Changes to the skin’s pH, and to the levels of oil produced by the skin are also thought to contribute to the increased likelihood of problem skin during the menopause. 

Menopause and the gut

If you don’t already know about the close connection between the microbiome and the skin– read up on our on the gut-skin connection here.

With its myriad of connections to wellbeing, a connection to the menopause is, perhaps, not a surprise.
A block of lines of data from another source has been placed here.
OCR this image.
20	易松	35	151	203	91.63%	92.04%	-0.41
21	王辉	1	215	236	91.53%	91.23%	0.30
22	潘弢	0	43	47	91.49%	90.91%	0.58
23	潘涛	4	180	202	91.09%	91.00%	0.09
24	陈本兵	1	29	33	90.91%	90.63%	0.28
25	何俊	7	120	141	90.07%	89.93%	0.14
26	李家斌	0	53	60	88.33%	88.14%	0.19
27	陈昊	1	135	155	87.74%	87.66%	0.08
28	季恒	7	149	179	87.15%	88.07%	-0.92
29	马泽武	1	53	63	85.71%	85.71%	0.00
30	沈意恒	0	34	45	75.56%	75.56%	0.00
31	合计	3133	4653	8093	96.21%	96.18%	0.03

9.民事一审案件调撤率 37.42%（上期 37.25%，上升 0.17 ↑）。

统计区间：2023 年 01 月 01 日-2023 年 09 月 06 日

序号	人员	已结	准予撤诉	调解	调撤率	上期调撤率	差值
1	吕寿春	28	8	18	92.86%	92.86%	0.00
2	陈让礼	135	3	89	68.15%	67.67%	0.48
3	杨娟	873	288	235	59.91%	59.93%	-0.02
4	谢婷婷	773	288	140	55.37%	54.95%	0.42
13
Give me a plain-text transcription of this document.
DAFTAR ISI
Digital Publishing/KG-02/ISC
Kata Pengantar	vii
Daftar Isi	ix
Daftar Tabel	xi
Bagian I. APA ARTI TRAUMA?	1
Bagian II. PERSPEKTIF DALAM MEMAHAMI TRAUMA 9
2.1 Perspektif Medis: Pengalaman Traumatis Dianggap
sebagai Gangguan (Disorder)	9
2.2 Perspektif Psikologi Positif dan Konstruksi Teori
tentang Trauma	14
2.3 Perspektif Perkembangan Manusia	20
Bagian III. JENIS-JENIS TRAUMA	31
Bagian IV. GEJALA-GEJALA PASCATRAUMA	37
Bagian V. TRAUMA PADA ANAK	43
There is a specific group of bacteria in the gut that helps process and transport oestrogen through the body, so when oestrogen levels begin to change, the formation and diversity of our gut bacteria also changes.

Maintaining a diverse, healthy microbiome is vital to overall wellbeing and skin health and promoting microbiome diversity is important to support your gut, skin health and overall wellbeing.

Discussing the physical and emotional challenges that the menopause and perimenopause bring is a rarity – but understanding, discussing, and breaking the taboo is vital to help navigate the changes happening with confidence and comfort.

Understanding the changes that happen to your skin during the menopause can help you prepare and overcome any worries or concerns on the matter. Ingredients such as hyaluronic acid, ceramides, vitamin A and omega fatty acids are all essential ingredients to support skin health during the menopause and should be considered as essentials for your skincare regime to help you navigate this time of change.


  1. Half of UK women suffer with dry skin during the menopause. Professional Beauty. September 2020.
  2. Overview menopause.NHS. May 2022.
  3. Menopause. Mayo Clinic. May 2021.
  4. Estrogens and ageing skin. April 2013.